Глава тридцать третья Риз

С утра у Кэти начинается то, что Вон называет ложными схватками. То есть ее тело готовится к предстоящим родам. То, что мать Вон — повитуха, да и сама она кое-что в этом понимает, может оказаться полезным, раз Колтоны так далеко от своего дома в Прескотте и настоящая повитуха не доберется сюда, когда в ней появится необходимость. Вон утверждает, что не умеет помогать при родах, но, судя по тому, сколько она знает о ложных схватках, мы с Джесси считаем, что от нее толку будет куда больше, чем от нас обоих.

Чтобы Кэти могла отдохнуть, Вон берет на себя ее обязанности от дойки коров до сбора куриных яиц и пахтания молока на масло. Она занята весь день, и я рад этому, потому что вчера она назвала меня по имени, моему настоящему имени, и теперь я не знаю, что и думать. То ли это из чувства вины, то ли она оговорилась из-за шока после того, что случилось с Паркером. Причина может быть какая угодно, но я надеюсь, что Вон увидела во мне что-то человеческое, а не чудовище, которое из меня сделали.

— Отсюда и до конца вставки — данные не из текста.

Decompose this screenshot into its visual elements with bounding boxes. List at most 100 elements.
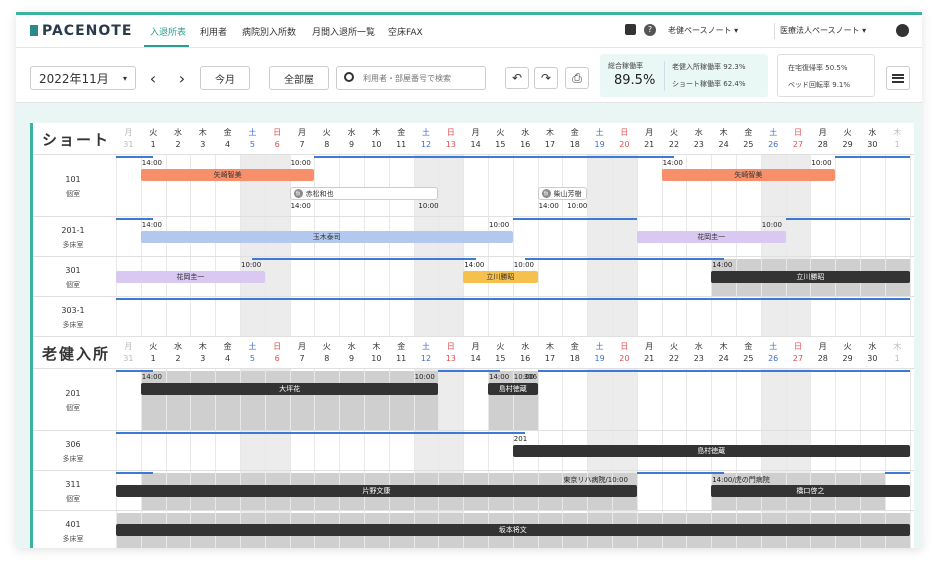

Я проверяю силки, которые расставил, радуясь возможности отвлечься. Рискованная вылазка к железной дороге намечена на завтрашнее раннее утро. Я не кривил душой ни когда предложил Колтонам свой план, ни когда отстаивал его, утверждая, что лучше не придумаешь. Но это не значит, что будет просто, и ожидание меня изводит. В силки попались два зайца, но я по-прежнему нервничаю, когда иду обратно.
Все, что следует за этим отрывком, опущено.